Sketch Grammar Explorer (Sketch Engine API wrapper)
Reason this release was yanked:
setuptools doesn't find subpackages
Project description
Sketch Grammar Explorer
- Sketch Grammar Explorer
Introduction
Sketch Grammar Explorer (SGEX) is a Python package for using the Sketch Engine API. Sketch Engine is a language corpus management software useful for many types of linguistic research. The goal of SGEX is to develop a flexible scaffold for any kind of programmatic work with Sketch Engine and NoSketch Engine.
NOTE
SGEX 0.6.0
is a complete redesign of the package and its previous functions may become deprecated. 0.5.5
is the last version before the switch.

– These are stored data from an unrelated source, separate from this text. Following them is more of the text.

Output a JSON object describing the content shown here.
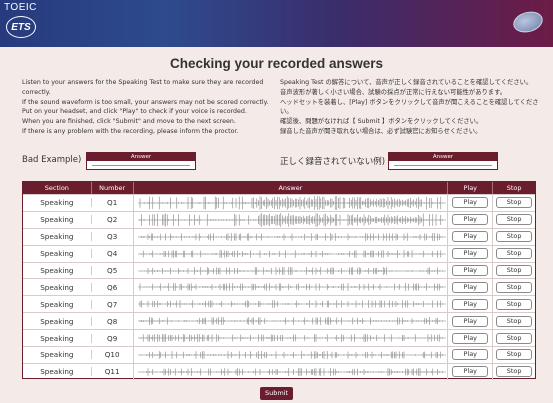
{
  "header": {
    "brand": "TOEIC",
    "logo": "ETS"
  },
  "page_title": "Checking your recorded answers",
  "instructions": {
    "en": [
      "Listen to your answers for the Speaking Test to make sure they are recorded correctly.",
      "If the sound waveform is too small, your answers may not be scored correctly.",
      "Put on your headset, and click \"Play\" to check if your voice is recorded.",
      "When you are finished, click \"Submit\" and move to the next screen.",
      "If there is any problem with the recording, please inform the proctor."
    ],
    "ja": [
      "Speaking Test の解答について、音声が正しく録音されていることを確認してください。",
      "音声波形が著しく小さい場合、試験の採点が正常に行えない可能性があります。",
      "ヘッドセットを装着し、[Play] ボタンをクリックして音声が聞こえることを確認してください。",
      "確認後、問題がなければ【 Submit 】ボタンをクリックしてください。",
      "録音した音声が聞き取れない場合は、必ず試験官にお知らせください。"
    ]
  },
  "bad_example": {
    "label": "Bad Example)",
    "box_header": "Answer"
  },
  "bad_example_ja": {
    "label": "正しく録音されていない例)",
    "box_header": "Answer"
  },
  "table": {
    "headers": {
      "section": "Section",
      "number": "Number",
      "answer": "Answer",
      "play": "Play",
      "stop": "Stop"
    },
    "rows": [
      {
        "section": "Speaking",
        "number": "Q1",
        "play": "Play",
        "stop": "Stop"
      },
      {
        "section": "Speaking",
        "number": "Q2",
        "play": "Play",
        "stop": "Stop"
      },
      {
        "section": "Speaking",
        "number": "Q3",
        "play": "Play",
        "stop": "Stop"
      },
      {
        "section": "Speaking",
        "number": "Q4",
        "play": "Play",
        "stop": "Stop"
      },
      {
        "section": "Speaking",
        "number": "Q5",
        "play": "Play",
        "stop": "Stop"
      },
      {
        "section": "Speaking",
        "number": "Q6",
        "play": "Play",
        "stop": "Stop"
      },
      {
        "section": "Speaking",
        "number": "Q7",
        "play": "Play",
        "stop": "Stop"
      },
      {
        "section": "Speaking",
        "number": "Q8",
        "play": "Play",
        "stop": "Stop"
      },
      {
        "section": "Speaking",
        "number": "Q9",
        "play": "Play",
        "stop": "Stop"
      },
      {
        "section": "Speaking",
        "number": "Q10",
        "play": "Play",
        "stop": "Stop"
      },
      {
        "section": "Speaking",
        "number": "Q11",
        "play": "Play",
        "stop": "Stop"
      }
    ]
  },
  "submit_label": "Submit",
  "colors": {
    "accent": "#6a1d2c",
    "header_left": "#273a7d",
    "header_right": "#6d1b46",
    "background": "#f4ebe8"
  }
}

Its documentation has moved and import paths have changed.
Setup
Clone SGEX or install it with pip install sgex
Dependencies:
- required:
pandas pyyaml requests requests-cache
- optional:
keyring openpyxl defusedxml
TL;DR
An abbreviated example of SGEX usage.
from sgex.config import default
from sgex.call.type import Freqs
from sgex.call.package import Package
# add API credentials to the server configuration
config = {"ske": {**default["ske"], **{"username": "J. Doe", "api_key": "1234"}}}
# define API calls
calls = [
# the first freqs call is complete (has all the needed parameters)
Freqs({
"format": "csv",
"q": 'alemma,"eat"',
"corpname": "preloaded/susanne",
"fcrit": "doc.file 0",
}),
# successive freqs calls will reuse previous parameters
Freqs({"q": 'alemma,"sleep"'})]
# package calls
package = Package(calls, "ske", config)
# send requests
package.send_requests()
# access response data
print(package.responses[0].text)
"corpus","preloaded/susanne"
"subcorpus","-"
"concordance size","8"
"query","Query:""eat"""
"File name", "Frequency", "Relative density", "Freq. per million", "Relative in text types"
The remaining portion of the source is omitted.